Ivacaftor affects a genetic mutation in 4% to 5% of cystic fibrosis patients that prevents a protein called CFTR from allowing enough chloride ions to exit a certain type of cell. Chloride, when coupled with sodium to make salt, helps regulate the flow of water in the body. When that channel doesn’t work, the lungs dry up and the once-protective mucus grows thick and immovable, providing an ideal breeding ground for bacteria.
This salt imbalance affects the pancreas and digestive tract, so patients are often small and malnourished. The sweat glands don’t work properly either, leading to overly salty skin.
The drug helps that chloride gateway stay open, restoring the salt balance in the body. It is the first therapy that fixes the basic problem that causes the disease, not just the symptoms, said study coauthor Michael Konstan, a pediatric pulmonologist at Case Western Reserve University School of Medicine in Cleveland.
“The goal is if you would give a therapy like this before [the lungs deteriorate], you can prevent lung disease from developing,” Konstan said.
The drug can’t yet help the vast majority of cystic fibrosis sufferers: About 90% of them have a mutation in which the protein, once manufactured inside the cell, never even makes it to the cell surface where it is supposed to act as a chloride channel. Researchers are trying to develop drugs that would help bring that protein to the surface. Once a patient is on such a drug, ivacaftor could then pick up the process from there.
“It’s creating such a sense of hope and optimism for all the cystic fibrosis patients because this approach will work,” said Robert Beall, president and chief executive of the Bethesda, Md.-based Cystic Fibrosis Foundation, which has spent millions funding such research.

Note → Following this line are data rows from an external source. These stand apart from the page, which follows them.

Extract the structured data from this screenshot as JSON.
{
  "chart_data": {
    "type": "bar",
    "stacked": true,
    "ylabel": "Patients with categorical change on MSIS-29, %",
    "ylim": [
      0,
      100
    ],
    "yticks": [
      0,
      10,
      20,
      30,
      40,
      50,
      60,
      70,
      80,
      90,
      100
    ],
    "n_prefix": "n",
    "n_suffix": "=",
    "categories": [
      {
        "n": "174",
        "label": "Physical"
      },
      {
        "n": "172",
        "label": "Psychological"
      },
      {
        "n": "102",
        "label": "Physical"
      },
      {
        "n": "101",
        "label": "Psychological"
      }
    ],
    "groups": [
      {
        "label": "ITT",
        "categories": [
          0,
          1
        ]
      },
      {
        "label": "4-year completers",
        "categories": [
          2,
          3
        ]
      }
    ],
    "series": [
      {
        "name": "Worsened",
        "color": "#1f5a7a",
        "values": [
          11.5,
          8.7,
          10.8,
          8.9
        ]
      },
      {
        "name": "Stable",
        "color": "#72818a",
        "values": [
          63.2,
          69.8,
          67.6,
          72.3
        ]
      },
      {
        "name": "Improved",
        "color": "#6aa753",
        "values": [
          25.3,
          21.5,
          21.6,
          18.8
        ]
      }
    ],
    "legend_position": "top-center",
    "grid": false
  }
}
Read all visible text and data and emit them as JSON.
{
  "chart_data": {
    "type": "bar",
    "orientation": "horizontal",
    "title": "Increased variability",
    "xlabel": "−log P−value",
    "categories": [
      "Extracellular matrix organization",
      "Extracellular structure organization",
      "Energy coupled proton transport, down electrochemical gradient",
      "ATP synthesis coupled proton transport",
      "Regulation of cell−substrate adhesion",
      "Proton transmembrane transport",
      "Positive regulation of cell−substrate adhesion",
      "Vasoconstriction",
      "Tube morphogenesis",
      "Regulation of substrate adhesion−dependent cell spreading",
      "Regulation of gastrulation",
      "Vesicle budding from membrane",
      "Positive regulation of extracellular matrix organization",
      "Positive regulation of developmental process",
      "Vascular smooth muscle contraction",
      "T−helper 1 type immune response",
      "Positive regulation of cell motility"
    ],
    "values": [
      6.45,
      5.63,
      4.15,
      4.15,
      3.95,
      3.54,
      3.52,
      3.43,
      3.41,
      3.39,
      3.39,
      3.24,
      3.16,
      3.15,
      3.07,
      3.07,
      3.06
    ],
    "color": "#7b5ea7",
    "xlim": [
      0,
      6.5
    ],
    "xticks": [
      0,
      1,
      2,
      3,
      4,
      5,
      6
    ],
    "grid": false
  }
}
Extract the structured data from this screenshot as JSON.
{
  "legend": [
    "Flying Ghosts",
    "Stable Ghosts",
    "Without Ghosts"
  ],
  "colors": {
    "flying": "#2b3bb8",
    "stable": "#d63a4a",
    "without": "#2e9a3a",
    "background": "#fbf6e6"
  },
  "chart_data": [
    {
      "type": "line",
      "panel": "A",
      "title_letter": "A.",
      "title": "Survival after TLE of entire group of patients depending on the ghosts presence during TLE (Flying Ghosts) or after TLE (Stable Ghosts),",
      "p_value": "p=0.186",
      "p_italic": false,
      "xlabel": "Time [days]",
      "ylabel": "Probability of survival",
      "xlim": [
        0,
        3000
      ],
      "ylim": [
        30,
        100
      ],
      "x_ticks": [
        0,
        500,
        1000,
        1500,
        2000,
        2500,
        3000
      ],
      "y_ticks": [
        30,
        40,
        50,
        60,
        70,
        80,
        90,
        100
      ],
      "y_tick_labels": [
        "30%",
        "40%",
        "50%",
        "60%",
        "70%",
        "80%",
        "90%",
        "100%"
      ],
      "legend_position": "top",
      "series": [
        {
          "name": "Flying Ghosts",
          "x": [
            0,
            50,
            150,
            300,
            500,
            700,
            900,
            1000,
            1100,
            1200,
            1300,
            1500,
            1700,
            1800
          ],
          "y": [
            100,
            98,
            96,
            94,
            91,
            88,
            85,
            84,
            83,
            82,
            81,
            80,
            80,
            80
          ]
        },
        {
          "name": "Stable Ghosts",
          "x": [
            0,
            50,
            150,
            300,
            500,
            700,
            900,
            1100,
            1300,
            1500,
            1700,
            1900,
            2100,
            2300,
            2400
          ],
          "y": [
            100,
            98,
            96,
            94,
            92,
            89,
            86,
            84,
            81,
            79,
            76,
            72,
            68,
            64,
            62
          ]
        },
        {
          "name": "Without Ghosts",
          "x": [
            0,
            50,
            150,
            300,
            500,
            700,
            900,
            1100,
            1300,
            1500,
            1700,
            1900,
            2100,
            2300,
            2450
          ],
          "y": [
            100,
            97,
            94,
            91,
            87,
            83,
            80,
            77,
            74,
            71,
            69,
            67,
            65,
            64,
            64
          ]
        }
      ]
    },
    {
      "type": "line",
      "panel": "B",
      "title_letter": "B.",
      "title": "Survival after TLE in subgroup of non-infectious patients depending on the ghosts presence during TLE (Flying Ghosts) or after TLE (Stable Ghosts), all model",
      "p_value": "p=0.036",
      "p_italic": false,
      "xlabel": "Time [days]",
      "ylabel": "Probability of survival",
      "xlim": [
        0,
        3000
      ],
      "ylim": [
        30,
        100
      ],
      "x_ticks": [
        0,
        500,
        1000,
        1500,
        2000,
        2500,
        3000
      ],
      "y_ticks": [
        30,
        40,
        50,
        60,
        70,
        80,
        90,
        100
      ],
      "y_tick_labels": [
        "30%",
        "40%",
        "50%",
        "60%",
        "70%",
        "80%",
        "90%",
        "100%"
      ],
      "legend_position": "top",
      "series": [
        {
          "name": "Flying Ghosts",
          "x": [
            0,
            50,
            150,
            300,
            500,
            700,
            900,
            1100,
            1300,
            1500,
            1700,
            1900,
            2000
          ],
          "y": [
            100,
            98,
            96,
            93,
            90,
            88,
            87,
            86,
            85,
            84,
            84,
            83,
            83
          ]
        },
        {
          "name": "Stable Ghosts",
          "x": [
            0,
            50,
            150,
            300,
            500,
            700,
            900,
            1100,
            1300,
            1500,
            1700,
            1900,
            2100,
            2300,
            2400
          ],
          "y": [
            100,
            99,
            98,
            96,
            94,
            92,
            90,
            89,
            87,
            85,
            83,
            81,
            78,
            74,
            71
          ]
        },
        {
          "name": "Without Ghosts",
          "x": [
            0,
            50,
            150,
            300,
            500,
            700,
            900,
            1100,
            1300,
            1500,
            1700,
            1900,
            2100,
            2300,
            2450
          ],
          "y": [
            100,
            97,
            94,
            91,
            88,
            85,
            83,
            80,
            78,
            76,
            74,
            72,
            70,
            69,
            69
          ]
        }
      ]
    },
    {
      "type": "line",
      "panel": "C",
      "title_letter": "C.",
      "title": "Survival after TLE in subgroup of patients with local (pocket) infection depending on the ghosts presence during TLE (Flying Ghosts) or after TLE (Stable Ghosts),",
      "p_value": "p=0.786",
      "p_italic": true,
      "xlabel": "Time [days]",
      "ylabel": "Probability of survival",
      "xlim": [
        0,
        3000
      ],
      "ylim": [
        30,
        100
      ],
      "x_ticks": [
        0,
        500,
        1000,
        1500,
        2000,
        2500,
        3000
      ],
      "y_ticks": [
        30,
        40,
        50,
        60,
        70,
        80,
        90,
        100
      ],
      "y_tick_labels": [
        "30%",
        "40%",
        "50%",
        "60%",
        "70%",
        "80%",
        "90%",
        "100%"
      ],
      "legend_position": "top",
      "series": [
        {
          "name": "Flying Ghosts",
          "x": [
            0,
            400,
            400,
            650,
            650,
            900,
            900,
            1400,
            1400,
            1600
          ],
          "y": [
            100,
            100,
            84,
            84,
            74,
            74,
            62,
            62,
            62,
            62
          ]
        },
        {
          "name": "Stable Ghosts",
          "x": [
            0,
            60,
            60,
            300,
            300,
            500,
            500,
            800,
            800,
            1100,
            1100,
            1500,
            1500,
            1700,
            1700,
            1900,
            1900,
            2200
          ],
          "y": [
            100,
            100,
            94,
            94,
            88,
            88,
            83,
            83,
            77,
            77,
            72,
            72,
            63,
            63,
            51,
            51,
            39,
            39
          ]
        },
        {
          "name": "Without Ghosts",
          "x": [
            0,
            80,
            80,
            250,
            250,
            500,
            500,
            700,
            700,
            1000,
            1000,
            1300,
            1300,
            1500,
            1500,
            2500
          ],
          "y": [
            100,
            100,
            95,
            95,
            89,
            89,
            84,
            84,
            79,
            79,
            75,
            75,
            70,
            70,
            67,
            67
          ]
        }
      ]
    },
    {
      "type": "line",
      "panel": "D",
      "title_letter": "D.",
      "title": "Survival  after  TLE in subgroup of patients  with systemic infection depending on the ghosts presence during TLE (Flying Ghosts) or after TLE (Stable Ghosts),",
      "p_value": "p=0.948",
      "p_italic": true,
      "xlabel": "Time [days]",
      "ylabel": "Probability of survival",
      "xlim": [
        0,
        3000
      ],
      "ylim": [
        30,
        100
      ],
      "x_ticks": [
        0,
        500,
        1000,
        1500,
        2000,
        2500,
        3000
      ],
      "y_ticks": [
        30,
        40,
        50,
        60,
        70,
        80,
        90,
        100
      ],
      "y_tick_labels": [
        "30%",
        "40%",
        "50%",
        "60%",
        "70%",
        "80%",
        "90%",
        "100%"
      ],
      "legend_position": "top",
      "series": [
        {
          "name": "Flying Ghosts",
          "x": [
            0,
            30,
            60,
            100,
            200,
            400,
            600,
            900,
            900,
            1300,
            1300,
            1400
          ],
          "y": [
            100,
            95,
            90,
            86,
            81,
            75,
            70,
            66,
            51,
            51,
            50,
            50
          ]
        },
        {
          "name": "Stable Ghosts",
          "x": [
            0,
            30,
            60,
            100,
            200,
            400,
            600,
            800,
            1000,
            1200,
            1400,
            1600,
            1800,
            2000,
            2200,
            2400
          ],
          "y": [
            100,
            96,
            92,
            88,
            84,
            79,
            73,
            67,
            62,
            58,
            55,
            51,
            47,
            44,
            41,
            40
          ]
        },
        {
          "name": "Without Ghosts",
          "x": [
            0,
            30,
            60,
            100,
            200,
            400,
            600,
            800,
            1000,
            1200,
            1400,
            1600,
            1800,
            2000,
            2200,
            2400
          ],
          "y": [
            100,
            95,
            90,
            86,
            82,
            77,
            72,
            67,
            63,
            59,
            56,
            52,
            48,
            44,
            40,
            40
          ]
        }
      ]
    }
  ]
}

Although therapies to fight the disease seemed to be around the corner when the CFTR gene was discovered in 1989, it took more than two decades to develop a treatment based on the genetic defect.
“This timeline suggests that much of the promise of the Human Genome Project has yet to be fulfilled and that realizing the therapeutic benefits will take persistence and determination,” Dr. Pamela Davis of Case Western wrote in an editorial accompanying the study. “Society cannot allow support for research and development to be compromised in the current rush to cut the federal budget.”
If all goes smoothly, ivacaftor may be approved by the Food and Drug Administration in 2012, said study lead author Bonnie Ramsey, a pediatric pulmonologist at Seattle Children’s Hospital. The study was partially funded by ivacaftor’s maker, Vertex Pharmaceuticals Inc. of Cambridge, Mass., which plans to market it under the name Kalydeco.
The drug is not an absolute cure. It cannot rid the body of bacterial infections that stick around even after mucus has been cleared from the lungs. But perhaps, if given to patients that were young enough — say, newborns — it could allow them to live an essentially normal life.
As for Lindsay Shipp, who will be singing at the Cystic Fibrosis Conference in Anaheim this week — a downtempo cover of Katy Perry’s “Firework” and “Thank You for the Music,” from the musical “Mamma Mia!” — the girl who once gave up her dreams of Broadway now thinks she might fly to New York and audition.
“It’s like there’s someone else’s lungs inside of me,” Shipp said. “It’s awesome — I feel like I can do anything.”